Tag Archives: Complexity

Don't Lose Your Customers

You can’t lose what isn’t yours.  And if you recognize that your relationship with “your” customers is tenuous at best, you have a good chance of creating lasting bonds and keeping customers.  Customers are transient.  They are supposed to be transient in a free-market economy.  In our Darwinian economy, only the strong should survive.  In our economy we should want consumers to make the best purchases for them.  I used to feel bad when I didn’t “buy American” until I realized that American’s don’t buy American, they buy smart.  Now I only feel bad when companies think of their customers as entitlements.  Here are some surefire ways to lose customers:

  • Hammer them Like a Nail – If your answer to dissatisfied customers is to run a public relations campaign trumpeting how much you’ve improved, you are on the wrong track and wasting money.  Customer satisfaction can be addressed only by improving customer service.  In the world of social media and connected buyers/consumers, the good news about service will spread.  Without tangible customer benefits your PR campaign will seem like you view service as a marketing problem, rather than a service problem.
  • Treat Customers as an Inconvenience – We focus a lot of time, energy, attention, study, research, and ultimately money on acquiring customers.  Who can argue with an approach that lends itself to growing and building the business?  Yet we invest very little on retaining those customers we worked so hard to acquire.  If our acquisition message of “you are important” is to resonate and remain meaningful, we must back it up with actions and deeds that shout “we still value you!”
  • Create Processes that Benefit You or Your Company (but not the customer) – I had a surreal experience recently when trying to pay off the balance on a loan with Chase Bank.  It took only a few minutes to get the loan.  But paying it back required two (2) hours and the involvement of at least four (4) different departments (I stopped counting).  Amazingly, Chase Bank had to verify that it was authorized to accept payment.  I don’t know about you, but when someone offers to pay me back, I don’t ask where the money came from… I’m just happy to see it again.  Now I’m beginning to understand why people think the banking system is broken.  First it lent money to people who shouldn’t have gotten any in the first place, and now it won’t take the money back?  Quite simply, if your processes aren’t benefiting customers, they are losing customers.

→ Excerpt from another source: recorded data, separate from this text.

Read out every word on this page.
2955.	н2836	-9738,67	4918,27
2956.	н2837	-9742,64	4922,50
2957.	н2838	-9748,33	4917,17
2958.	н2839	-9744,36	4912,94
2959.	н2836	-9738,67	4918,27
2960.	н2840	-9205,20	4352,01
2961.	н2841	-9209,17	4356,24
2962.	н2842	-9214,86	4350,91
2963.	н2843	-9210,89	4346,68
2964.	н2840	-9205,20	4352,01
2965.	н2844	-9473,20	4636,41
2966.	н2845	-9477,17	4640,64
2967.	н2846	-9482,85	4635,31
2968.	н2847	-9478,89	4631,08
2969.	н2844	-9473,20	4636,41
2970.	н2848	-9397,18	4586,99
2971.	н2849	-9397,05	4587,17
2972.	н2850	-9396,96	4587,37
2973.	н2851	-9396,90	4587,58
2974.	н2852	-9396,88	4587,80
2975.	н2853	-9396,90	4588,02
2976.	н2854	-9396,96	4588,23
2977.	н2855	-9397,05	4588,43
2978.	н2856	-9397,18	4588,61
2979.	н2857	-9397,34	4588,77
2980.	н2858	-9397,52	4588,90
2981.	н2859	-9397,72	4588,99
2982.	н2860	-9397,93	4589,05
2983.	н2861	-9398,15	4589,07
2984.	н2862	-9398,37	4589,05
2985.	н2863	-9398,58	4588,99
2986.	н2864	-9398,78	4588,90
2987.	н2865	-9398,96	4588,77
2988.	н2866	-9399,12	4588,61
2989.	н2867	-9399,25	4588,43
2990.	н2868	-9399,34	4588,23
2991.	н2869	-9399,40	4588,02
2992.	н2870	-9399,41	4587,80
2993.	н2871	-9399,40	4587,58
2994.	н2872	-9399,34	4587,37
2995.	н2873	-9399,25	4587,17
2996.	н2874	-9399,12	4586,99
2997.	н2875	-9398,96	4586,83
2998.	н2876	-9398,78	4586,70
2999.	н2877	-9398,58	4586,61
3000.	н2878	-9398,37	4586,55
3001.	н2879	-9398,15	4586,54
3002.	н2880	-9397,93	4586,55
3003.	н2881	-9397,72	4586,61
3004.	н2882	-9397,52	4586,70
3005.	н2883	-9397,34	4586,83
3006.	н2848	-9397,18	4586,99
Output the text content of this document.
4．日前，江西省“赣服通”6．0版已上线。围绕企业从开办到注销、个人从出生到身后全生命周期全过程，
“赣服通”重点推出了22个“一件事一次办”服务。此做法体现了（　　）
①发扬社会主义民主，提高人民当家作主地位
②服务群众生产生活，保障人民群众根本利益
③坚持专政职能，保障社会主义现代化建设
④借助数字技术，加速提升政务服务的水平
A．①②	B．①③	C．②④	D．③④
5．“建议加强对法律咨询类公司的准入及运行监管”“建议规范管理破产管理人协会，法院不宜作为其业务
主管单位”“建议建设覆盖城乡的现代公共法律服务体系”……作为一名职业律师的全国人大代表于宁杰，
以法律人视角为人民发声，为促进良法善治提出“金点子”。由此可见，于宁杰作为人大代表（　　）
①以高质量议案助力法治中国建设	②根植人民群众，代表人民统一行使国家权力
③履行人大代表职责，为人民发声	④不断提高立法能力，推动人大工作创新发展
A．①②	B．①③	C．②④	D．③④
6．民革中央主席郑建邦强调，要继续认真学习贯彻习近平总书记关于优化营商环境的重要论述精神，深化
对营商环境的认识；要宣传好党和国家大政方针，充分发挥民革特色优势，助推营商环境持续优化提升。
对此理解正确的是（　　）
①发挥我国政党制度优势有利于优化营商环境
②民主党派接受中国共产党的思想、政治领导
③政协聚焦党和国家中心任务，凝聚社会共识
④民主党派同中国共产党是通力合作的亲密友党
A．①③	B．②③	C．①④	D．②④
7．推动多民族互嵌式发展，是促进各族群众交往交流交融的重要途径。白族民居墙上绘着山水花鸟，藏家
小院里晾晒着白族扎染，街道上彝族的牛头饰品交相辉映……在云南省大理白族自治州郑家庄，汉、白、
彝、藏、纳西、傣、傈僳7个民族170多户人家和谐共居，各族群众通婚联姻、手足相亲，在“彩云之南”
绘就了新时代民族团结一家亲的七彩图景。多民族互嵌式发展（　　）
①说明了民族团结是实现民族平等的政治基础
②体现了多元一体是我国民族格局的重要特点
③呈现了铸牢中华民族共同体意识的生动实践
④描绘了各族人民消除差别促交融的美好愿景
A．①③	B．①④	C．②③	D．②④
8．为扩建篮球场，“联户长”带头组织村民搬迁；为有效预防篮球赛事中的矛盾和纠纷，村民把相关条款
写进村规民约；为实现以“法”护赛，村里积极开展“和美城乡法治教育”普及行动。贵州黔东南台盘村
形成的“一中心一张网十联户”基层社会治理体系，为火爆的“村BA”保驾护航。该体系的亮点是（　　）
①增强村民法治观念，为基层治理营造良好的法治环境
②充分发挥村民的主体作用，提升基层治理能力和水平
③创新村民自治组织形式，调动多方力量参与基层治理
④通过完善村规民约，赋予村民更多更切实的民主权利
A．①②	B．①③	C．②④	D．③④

The Pivot Point is that “your” customers have choices.  And so do you.  If you choose to ignore customers or erect barriers to their success they will take their business elsewhere.  After all, customers are yours only as long as you provide a benefit.

What about your experiences?  How have the people who are the face of those companies pushed you to the competition?  Any good stories detailing the things companies have done to lose you?

Too Big to Manage = Too Big to Succeed!

In MIT’s Sloan Management Review Julian Birkinshaw and Suzanne Heywood miss an opportunity at a fun knock-out title, so I’ll take it.  However, the content is an excellent view into how complexity can negatively impact a business’s ability to function effectively.

Let’s follow the trail…

  • If your company is too big to manage, then by default it is unmanaged.
  • If your company is unmanaged, its survival relies on chance (good luck or bad).
  • If your company has bad luck then it fails.
  • Thus, if your company is too big to manage, it is too big to succeed.  (Of course, your company could have good luck.  Good luck with that plan.)

After interviewing executives at 900 companies Birkinshaw and Heywood found complexity caused problems,

“…from weak customer responsiveness and inefficient processes to high levels of confusion and stress among employees.”

As a customer advocate let me hone in on how complexity can hurt customers.

  1. Lost Customers – Organization complexity can mean that customers don’t know who to contact to receive support.  Companies are so complicated that they need to hire gate-keepers.  These gate-keepers are a source of knowledge but only of the organization type.  Their domain expertise is to know who to contact for what.  They are the yellow pages of complex companies.
  2. Expensive Products – Complex products hinder product implementation, thus adoption, thus any chance at realizing ROI (whether ROI is measured in dollars or happiness).  How much positive word of mouth marketing should you expect to garner when the product can’t be used?
  3. Slow Responses – Complexity can reduce the speed in getting answers to simple questions which may open the door to competitors.  When do customers welcome slow service when the competition can provide the same service faster?
  4. Stuck in Neutral – Customers can’t purchase a product they need when they need it.  Complex processes delay or prevent sales from being completed.  How many times has a contract been so convoluted that the customer did not know to what they were agreeing?

The pivot point is that when complexity gets in the way of satisfying customers, big problems are on the horizon… unless you’re fortunate enough to receive a federal bailout.  Then, even if your company is “too big to manage” and indeed, “too big to fail”, it may also be “too big to succeed”, which in the end is just “too bad for customers.”